Muskmelons grown using a hydroponic system. Image source: Daiwa Computer Co., Ltd.

Circular digital agriculture

A local ICT firm, Daiwa Computer, recognizing Japan's potential for urban digital agriculture, launched a feasibility study in 2008 and eventually brought in a mix of partners to demonstrate the concept. Starting out as a consortium of farmers, business firms, agricultural associations, academic experts and local government officials, the project partners successfully cultivated muskmelons using circular digital agriculture techniques.

Internet of Things (IoT) sensors, sequencers and a cloud computing system were deployed and connected to enable data sharing, which lets connected melon farmers monitor greenhouse conditions using smartphone applications. Based on digitized know-how from agricultural experts, the rooftop irrigation system dispenses precise doses of nutrient solution based on the fruit's growth stage.

Automated cultivation

Automated systems can reduce the labour intensity of farming in either urban or rural settings, as well as enable year-round growth without the agricultural off-season normally required to restore soil nutrients.

Project partners noted the potential to increase yields while maintaining high crop quality, which could drive sustainable local economic development.

The digital agriculture practices demonstrated by the muskmelon project could also provide a valuable model for developing countries.
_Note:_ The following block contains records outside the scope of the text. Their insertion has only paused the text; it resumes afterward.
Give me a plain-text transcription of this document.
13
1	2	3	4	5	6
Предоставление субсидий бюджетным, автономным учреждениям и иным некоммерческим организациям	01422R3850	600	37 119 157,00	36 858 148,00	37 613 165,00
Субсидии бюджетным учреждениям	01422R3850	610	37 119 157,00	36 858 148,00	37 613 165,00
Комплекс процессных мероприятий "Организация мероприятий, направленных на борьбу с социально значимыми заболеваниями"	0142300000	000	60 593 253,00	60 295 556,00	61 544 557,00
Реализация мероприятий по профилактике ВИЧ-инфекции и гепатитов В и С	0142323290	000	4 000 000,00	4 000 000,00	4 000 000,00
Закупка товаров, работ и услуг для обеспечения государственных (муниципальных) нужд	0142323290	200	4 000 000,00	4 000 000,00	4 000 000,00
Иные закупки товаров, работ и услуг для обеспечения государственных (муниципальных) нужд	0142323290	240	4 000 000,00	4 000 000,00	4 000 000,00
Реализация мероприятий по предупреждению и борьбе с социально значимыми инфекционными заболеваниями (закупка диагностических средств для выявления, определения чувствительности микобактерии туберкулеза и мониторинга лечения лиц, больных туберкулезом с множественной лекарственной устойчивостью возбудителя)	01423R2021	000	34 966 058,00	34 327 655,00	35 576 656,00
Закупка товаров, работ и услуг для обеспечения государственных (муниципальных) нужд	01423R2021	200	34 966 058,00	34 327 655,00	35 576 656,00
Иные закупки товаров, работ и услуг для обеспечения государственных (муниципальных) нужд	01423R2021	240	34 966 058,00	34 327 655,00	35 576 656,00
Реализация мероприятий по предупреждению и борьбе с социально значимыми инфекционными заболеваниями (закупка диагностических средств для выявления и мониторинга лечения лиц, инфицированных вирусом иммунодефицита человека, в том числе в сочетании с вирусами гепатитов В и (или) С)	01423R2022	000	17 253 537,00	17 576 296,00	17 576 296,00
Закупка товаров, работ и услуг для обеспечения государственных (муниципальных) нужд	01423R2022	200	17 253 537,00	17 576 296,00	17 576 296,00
Hydroponic digital agriculture is of particular interest for arid regions, and ICTs could prove crucial to fulfil a key United Nations benchmark for 2030, namely Sustainable Development Goal (SDG) 2: Zero Hunger.

Evolving applications

Digital agriculture, along with many other smart city applications, will evolve in tandem with vertical market factors like transportation, education, and governance.

A new study paper from the International Telecommunication Union (ITU) shows why smart cities – rather than aiming to ever be a finished project – should be seen as an evolving platform for sustainable development.

Emerging application areas include augmented reality and the use of robots, including drones, to improve food production.

But first, the groundwork must be laid with collaboration mechanisms, infrastructure, digital literacy, and governance capacity at global, regional, and national levels.

Existing applications and services, as well as those still to come, promise to bolster digital agriculture management and spur ongoing innovation for smart and sustainable cities and communities.